The human brain and comparative judgments

It is relatively common to hear an object described as being “bigger than a breadbox,” and most people have little trouble making this type of comparative judgment. However, how the human brain makes such comparisons based on continuous quantities is quite complex and not completely understood. Now, a new research study published in the March 25 issue of Neuron provides significant new information about how the brain interprets spatial and nonspatial sensory information to make comparative judgments about quantities such as number, size, and luminance.

Previous work suggests that a region of the brain called the intraparietal sulcus (IPS) is active during comparative operations. Dr. Philippe Pinel and colleagues from the Unit of Cognitive Neuroimaging in Orsay, France designed a study to investigate how the brain processes the information that is used to make comparative judgments about numerical information and nonnumerical stimuli like size and luminance. Specifically, the researchers were interested in determining whether comparative judgments on each continuum involve the activity of specific defined regions of the IPS. Human subjects were scanned using a sophisticated brain imaging technique called functional magnetic resonance imaging (fMRI) while they made comparative judgments about pairs of Arabic digits that varied in actual physical size, numerical size, and luminance. This experimental paradigm allowed the researchers to examine interference evoked by the other two irrelevant dimensions as well as specific regions of brain activity.

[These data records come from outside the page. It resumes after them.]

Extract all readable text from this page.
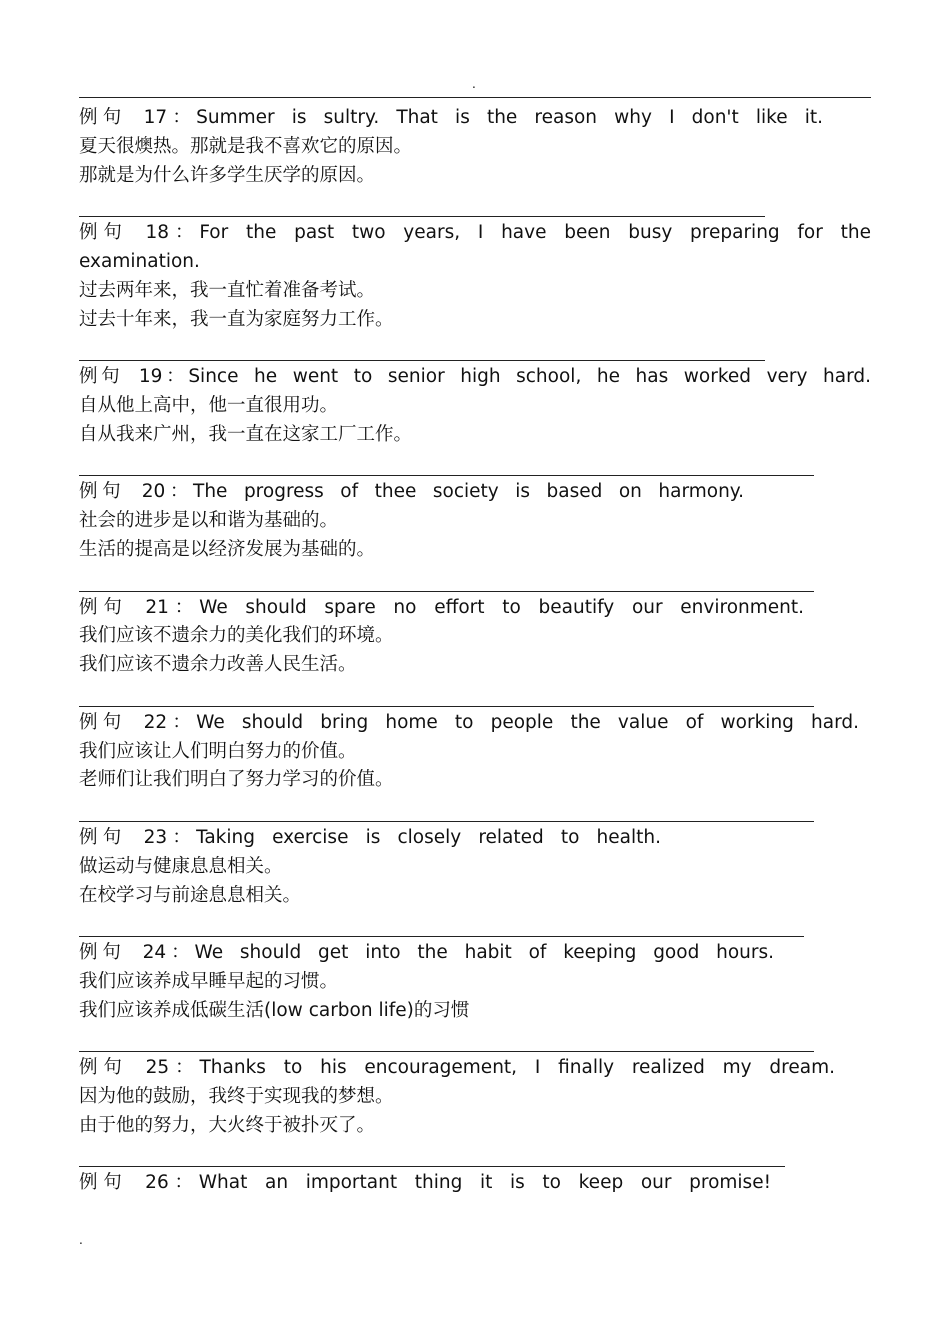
.
例句 17：Summer is sultry. That is the reason why I don't like it.
夏天很燠热。那就是我不喜欢它的原因。
那就是为什么许多学生厌学的原因。
例句 18：For the past two years, I have been busy preparing for the examination.
过去两年来，我一直忙着准备考试。
过去十年来，我一直为家庭努力工作。
例句 19：Since he went to senior high school, he has worked very hard.
自从他上高中，他一直很用功。
自从我来广州，我一直在这家工厂工作。
例句 20：The progress of thee society is based on harmony.
社会的进步是以和谐为基础的。
生活的提高是以经济发展为基础的。
例句 21：We should spare no effort to beautify our environment.
我们应该不遗余力的美化我们的环境。
我们应该不遗余力改善人民生活。
例句 22：We should bring home to people the value of working hard.
我们应该让人们明白努力的价值。
老师们让我们明白了努力学习的价值。
例句 23：Taking exercise is closely related to health.
做运动与健康息息相关。
在校学习与前途息息相关。
例句 24：We should get into the habit of keeping good hours.
我们应该养成早睡早起的习惯。
我们应该养成低碳生活(low carbon life)的习惯
例句 25：Thanks to his encouragement, I finally realized my dream.
因为他的鼓励，我终于实现我的梦想。
由于他的努力，大火终于被扑灭了。
例句 26：What an important thing it is to keep our promise!
.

The authors observed that, during comparative judgments, the relative continuous quantities of number, size, and luminance are represented in distributed and overlapping regions of the cortex, with no single region uniquely selective for one particular stimulus. According to Dr. Pinel, “Our results demonstrate that, during comparative judgments, continuous dimensions such as luminance and size are neither processed by distinct regions of highly specialized cortex nor by a single generic comparison system. Instead, processing appears to be distributed along the length of the IPS, with partially different local peaks for each dimension. There is considerable overlap between the local brain regions, and although there may be some neurons that respond to stimuli from a single dimension, those neurons are not likely to exist in a unique, well-delimited anatomical area.”

Philippe Pinel, Manuela Piazza, Denis Le Bihan, and Stanislas Dehaene: “Distributed and Overlapping Cerebral Representations of Number, Size, and Luminance during Comparative Judgments”

Published in Neuron, Volume 41, Number 6, 25 March 2004.